Her expression was hollow, as if she was just an empty vessel. The light in her eyes was gone. She looked just like she had after Em disappeared, and the comparison made my insides shrivel up. Her eyes were dry, as if shedding tears was a pointless exercise. As if the grief was a part of her now, and she didn’t want to let go of it. That scared me. Like me, Bridget was the logical one of the family, the one endowed with the sensible gene. She was also the old soul who had it all figured out, the one who could find comfort where there was none.
But not now, not today. Today, she was broken. Today, she was suffering. And there was nothing anyone could do about it.
Memories came flooding back to me, lodging themselves in my heart like tiny splinters.
I missed my Dad every day, even now, all these years later. I was just a kid when he died, I didn’t even know him, not properly, not like a grown man came to know and appreciate the person inhabiting his father’s body.
Was it worse for Bridget, losing her Dad at her stage in life? Was it more painful, coming to know and appreciate her father for the man he was, before losing him? I didn’t know. I didn’t want to know. I knew enough to know it must be tearing her apart inside, just as it had torn me apart. Maybe grief was just grief. No ‘better’ or ‘worse.’
“He’s gone,” she whispered, nodding, as though she knew it, but she couldn’t quite make herself believe it.
I took her in my arms and rocked her slowly from side to side, and she let me. She held onto me as if I was saving her, but I felt grossly inadequate. I wasn’t saving her. I couldn’t. She would have to feel this, just like we did, and she would have to find a way through it.
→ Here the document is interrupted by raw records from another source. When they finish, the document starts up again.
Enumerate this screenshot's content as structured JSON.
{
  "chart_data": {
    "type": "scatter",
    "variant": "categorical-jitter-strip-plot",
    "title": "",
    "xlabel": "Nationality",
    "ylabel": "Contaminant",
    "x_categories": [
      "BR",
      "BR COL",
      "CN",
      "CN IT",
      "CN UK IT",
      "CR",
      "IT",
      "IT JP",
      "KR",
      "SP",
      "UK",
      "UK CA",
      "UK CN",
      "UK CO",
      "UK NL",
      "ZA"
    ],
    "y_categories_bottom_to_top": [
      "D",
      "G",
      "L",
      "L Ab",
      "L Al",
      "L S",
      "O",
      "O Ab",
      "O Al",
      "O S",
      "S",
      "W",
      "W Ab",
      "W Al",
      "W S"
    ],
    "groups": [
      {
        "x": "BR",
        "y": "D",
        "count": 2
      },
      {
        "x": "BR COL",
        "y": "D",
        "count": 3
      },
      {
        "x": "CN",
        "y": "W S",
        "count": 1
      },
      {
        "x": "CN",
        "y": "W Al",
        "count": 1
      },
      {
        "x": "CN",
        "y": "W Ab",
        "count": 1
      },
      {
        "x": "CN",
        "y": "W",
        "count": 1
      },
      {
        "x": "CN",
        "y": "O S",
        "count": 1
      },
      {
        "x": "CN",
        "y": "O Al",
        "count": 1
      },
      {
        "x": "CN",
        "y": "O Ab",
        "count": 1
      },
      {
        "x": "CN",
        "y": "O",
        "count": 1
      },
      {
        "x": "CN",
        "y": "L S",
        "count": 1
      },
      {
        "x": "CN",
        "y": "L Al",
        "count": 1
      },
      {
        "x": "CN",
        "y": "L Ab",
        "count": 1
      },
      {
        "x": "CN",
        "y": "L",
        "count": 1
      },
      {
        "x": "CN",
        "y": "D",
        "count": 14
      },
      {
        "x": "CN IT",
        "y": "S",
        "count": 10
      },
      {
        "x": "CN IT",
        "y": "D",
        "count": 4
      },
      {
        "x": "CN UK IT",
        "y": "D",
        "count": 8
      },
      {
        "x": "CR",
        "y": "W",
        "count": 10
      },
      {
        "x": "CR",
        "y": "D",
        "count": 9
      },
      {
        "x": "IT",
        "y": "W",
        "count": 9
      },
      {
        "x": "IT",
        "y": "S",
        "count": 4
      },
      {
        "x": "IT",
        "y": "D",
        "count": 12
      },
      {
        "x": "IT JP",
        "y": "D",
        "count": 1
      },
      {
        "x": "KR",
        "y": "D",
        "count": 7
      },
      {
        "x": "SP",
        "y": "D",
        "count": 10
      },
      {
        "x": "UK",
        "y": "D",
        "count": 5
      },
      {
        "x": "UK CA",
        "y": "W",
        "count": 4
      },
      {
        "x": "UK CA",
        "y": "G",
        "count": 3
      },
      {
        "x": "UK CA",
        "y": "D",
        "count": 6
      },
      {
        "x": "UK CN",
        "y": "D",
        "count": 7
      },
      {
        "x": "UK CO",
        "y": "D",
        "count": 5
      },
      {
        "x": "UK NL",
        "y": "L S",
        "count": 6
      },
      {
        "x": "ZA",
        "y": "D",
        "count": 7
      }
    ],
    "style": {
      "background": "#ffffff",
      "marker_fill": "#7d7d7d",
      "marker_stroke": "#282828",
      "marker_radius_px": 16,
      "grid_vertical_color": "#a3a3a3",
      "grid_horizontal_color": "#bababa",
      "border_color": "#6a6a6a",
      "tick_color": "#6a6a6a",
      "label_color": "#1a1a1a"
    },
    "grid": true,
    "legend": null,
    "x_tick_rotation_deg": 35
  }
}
All I could do was hold her.
HENRY’S KITCHEN WAS
like one of those rooms you see in museums. Unchanged since the 1950s, with no modern conveniences such as microwaves and coffee machines. Slightly dark, with café nets hanging in the windows, an old lemon yellow Formica table with chrome legs and matching chairs taking centre stage. Even though it was sizable, it was cosy in the winter, and cool in the summer. It was the heart of the home.
Yet sitting there after the doctor had left, waiting for the funeral director to come, it felt cold and empty.
Henry’s teapot, the old, dinged, aluminium one he favoured, sat on the bench. Maia had offered to make everyone tea and coffee, but there was no coffee in the house, and no one really wanted to drink tea out of his teapot without him here. It felt wrong. Not that we said that out loud. It was a chorus of ‘no thanks, I’m fine.’ Which, of course, was bullshit. We were anything but fine.
I had lost enough people in my life to know that this was the worst time. The waiting. The in-between hours. A death had occurred, but the arrangements had yet to be made. In the meantime, we were in limbo.
I remembered Vinnie and I venturing out from under the bed after Dad died, sitting outside on the back porch. We were at a loose end. Mum was inconsolable and everyone seemed to have their hands full with her. We were just kids. We didn’t know what to do with our grief, or where to put ourselves.